- An inverted yield curve has preceded every recession since 1969.
- The inventor of the famous indicator said that he accurately expects a decline this year.
- When the yield curve inverted in November 2022, he said it was the wrong signal.
Wall Street has ramped up its calls for a soft landing for 2024, but a popular economist who popularized the markets’ most popular recession indicator says: We expect deflation this year.
Campbell Harvey is a Canadian economist and researcher at Duke University, whose work has shown that for decades, an inverted yield curve — when yields on short-term Treasury bonds exceed the yield on longer-term government bonds — has been a recession in the United States.
Dating back to 1968, the predictive power of the index is eight out of eight, with no false signals. Harvey told host Jack Farley on Forward guidance podcast on Thursday that given that yields reversed in the fall of 2022, this points to a recession in the first or second quarter of this year.
He had expected in January 2023 that the indicator would turn out to be wrong this time, given the strength of the labor market and other positive economic data. However, he reversed this view.
“I had some credibility in saying that my model might be wrong, because it is my model,” Harvey said. “I was basically saying that it might be possible to avoid a recession, but that was actually conditional on the Fed pulling back — and this is one year ago — so pulling back and not raising interest rates any further. And that’s not what happened.”
The Fed raised interest rates 11 times in the 2022-2023 cycle, raising its benchmark interest rate from around 0% to a range of 5.25%-5.50%.
“As a result, I kind of revised my opinion,” he continued. “Given the circumstances, I think we are likely to see much slower growth in 2024.”
In one sense, he said, an inverted yield curve is a self-fulfilling prophecy because it signals to companies and investors that a slowdown is on the horizon, which then changes spending and business behavior and ultimately leads to less activity.
“It makes the yield curve causal,” Harvey said. “This causal channel is very different from what it was in the past.”
The inversion itself is also not the last call for a recession, as experts note that in fact when the curve steepens and long-term yields exceed short-term bond yields again, it signals that deflation has arrived.

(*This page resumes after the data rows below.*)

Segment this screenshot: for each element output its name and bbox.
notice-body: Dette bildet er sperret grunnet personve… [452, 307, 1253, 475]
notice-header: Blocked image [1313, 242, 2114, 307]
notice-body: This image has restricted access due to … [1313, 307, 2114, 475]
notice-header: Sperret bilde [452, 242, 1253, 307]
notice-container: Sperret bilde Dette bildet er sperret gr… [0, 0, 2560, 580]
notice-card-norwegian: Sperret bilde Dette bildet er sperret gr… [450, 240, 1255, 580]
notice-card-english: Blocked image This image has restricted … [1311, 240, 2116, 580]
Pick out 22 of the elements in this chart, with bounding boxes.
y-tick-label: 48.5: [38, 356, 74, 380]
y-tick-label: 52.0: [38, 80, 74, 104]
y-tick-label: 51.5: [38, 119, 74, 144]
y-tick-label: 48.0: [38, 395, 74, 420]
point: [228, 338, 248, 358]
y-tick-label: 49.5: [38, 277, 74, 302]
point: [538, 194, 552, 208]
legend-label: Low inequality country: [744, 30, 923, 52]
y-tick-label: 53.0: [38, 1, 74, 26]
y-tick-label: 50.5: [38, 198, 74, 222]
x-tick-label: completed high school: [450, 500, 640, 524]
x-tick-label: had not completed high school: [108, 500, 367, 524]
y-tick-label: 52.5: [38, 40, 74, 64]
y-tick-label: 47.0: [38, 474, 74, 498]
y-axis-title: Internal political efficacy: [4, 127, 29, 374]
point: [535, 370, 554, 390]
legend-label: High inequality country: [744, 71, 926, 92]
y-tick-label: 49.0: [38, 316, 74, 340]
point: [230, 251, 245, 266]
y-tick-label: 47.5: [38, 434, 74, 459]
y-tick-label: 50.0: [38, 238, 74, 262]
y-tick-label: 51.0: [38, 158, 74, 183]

Given its exemplary record, Harvey noted that the index currently allows companies to make smarter decisions in the current landscape and act with more caution. Unlike the global financial crisis in 2008, he said companies have become more strategic and risk-managing, so he hopes there are no major layoffs coming.
“It could actually get to the point where the index loses its predictive power, but I don’t think we’re there yet,” he said.